Além de chamar o dirigente espanhol de "arrogante", o ultralibertário argentino o acusou de sofrer de "complexo de inferioridade" e de ter "totalitarismo no sangue". Milei também anunciou que voltará à Espanha em 21 de junho, onde receberá o Prêmio Juan de Mariana, voltado a personalidades que defendem ideias de liberdade. "Veremos se seu grande complexo de inferioridade lhe permite que os liberais espanhóis me premiem pessoalmente", provocou, na rede social X. Em quase seis meses à frente da Casa Rosada, Milei enfrenta a pior de uma série de crises diplomáticas. 

"Não existem precedentes para um chefe de Estado ir à capital de outro país para insultar suas instituições e fazer interferência flagrante nos assuntos internos", declarou o ministro de Assuntos Exteriores espanhol, José Manuel Albares. O chefe da diplomacia de Madri havia chamado a embaixadora Jiménez para consultas e exigido um pedido de desculpas formal de Milei. A ministra das Relações Exteriores da Argentina, Diana Mondino, tentou colocar panos quentes e se referiu à crise como uma "anedota", ao reforçar que "não deveria ser algo que afete" o vínculo bilateral. 

Construção do poder

Mara Pegoraro, cientista política da Universidad de Buenos Aires (UBA), admitiu ao Correio que as palavras de Milei sobre Begoña Gómez foram "infelizes" e desataram uma crise. "Essa situação deve ser avaliada sob o contexto no qual o presidente Javier Milei pensa a política. Nessa construção, o governo da Argentina tem criado adversários, pois isso lhe permite sustentar altos níveis de agitação. Esse cenário o fortalece para a construção do poder", explicou.

"A decisão de Sánchez de retirar a embaixadora não é o mesmo que fechar a embaixada, mas não deixa de ser uma mensagem de advertência a Buenas Aires." A estudiosa lembra que as relações entre Argentina e Espanha são muito anteriores ao governo de Milei. "Eu interpreto esse incidente como um elemento a mais na construção de uma política adversária de Milei para se fortalecer internamente", acrescentou ela. 

Colega de Pegoraro, o professor Miguel De Luca minimizou a crise. "É um conflito internacional sem consequências econômicas ou comerciais.
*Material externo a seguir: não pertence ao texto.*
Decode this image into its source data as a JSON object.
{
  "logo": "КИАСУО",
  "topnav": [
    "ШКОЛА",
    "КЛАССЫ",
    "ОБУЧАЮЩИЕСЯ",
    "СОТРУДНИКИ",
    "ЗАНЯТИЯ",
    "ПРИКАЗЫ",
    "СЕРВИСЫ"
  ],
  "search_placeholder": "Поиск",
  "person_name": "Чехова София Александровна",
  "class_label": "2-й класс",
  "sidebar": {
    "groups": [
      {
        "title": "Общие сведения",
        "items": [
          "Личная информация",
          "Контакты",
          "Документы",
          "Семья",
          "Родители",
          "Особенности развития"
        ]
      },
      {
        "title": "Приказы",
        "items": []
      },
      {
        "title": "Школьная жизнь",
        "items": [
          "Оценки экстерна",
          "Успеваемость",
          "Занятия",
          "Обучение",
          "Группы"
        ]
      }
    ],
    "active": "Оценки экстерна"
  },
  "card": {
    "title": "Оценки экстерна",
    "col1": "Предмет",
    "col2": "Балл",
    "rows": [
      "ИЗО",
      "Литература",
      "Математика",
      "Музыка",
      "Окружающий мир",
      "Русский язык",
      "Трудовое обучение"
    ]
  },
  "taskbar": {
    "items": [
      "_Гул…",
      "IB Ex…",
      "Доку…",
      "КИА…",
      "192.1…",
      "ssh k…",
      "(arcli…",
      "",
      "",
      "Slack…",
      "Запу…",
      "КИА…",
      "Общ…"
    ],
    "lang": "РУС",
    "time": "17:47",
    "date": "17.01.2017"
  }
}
Vejo isso mais como um duelo ideológico, não de interesses econômicos", comentou, por meio do WhatsApp. Para Carlos Fara, especialista em opinião pública e em comunicação de governo, em Buenos Aires, a crise foi "longe demais". "Em âmbito diplomático, o que se faz é chamar o embaixador para consultas. Isso representa uma grave advertência. Muitos países mantêm relações a nível de encarregado de negócios durante vários anos, em consequência de uma crise", disse à reportagem. "Retirar a embaixadora é quase como fechar a embaixada."

Fara comentou que Milei ameaçou não manter o embaixador da Argentina em Madri, o que tensiona ainda mais a situação. Ele acredita que, durante o governo de Luiz Inácio Lula da Silva, Argentina e Brasil não terão relações fluidas. Também destacou que Milei não tratará o Mercosul como prioridade. "Milei tem personalizado várias disputas, como com Gustavo Petro (Colômbia), o Chile, a Venezuela, a Nicarágua e o México. Nesse sentido, ele não presta um favor às relações regionais, pois colocou a ideologia acima de tudo."

Mara Pegoraro, cientista política da Universidad de Buenos Aires
Mara Pegoraro, cientista política da Universidad de Buenos Aires (foto: Fotos: Arquivo pessoal)

"Apesar de um incidente infeliz, o presidente Milei nos tem acostumado a esse tipo de atitude. São demonstrações de sua loucura e é parte da forma como construiu sua legitimidade eleitoral. Creio que o Brasil e outros sócios de países da União Europeia adotarão a prudência e tentarão desescalar essa situação de tensão. A crise é mais de retórica do que de conteúdo ou de forma."

Mara Pegoraro, cientista política da Universidad de Buenos Aires (UBA)

Carlos Fara, especialista em opinião pública em comunicação de governo, em Buenos Aires
Carlos Fara, especialista em opinião pública e em comunicação de governo, em Buenos Aires (foto: Arquivo pessoal )
 

"A Espanha é um país mais importante do que a Argentina no cenário internacional. Não apenas faz parte do G-20, como é país-membro da União Europeia. Precisamos prestar atenção se Madri reclamará uma posição do bloco. Ninguém interpreta que as opiniões de um presidente têm somente caráter pessoal e não afetam as relações entre países."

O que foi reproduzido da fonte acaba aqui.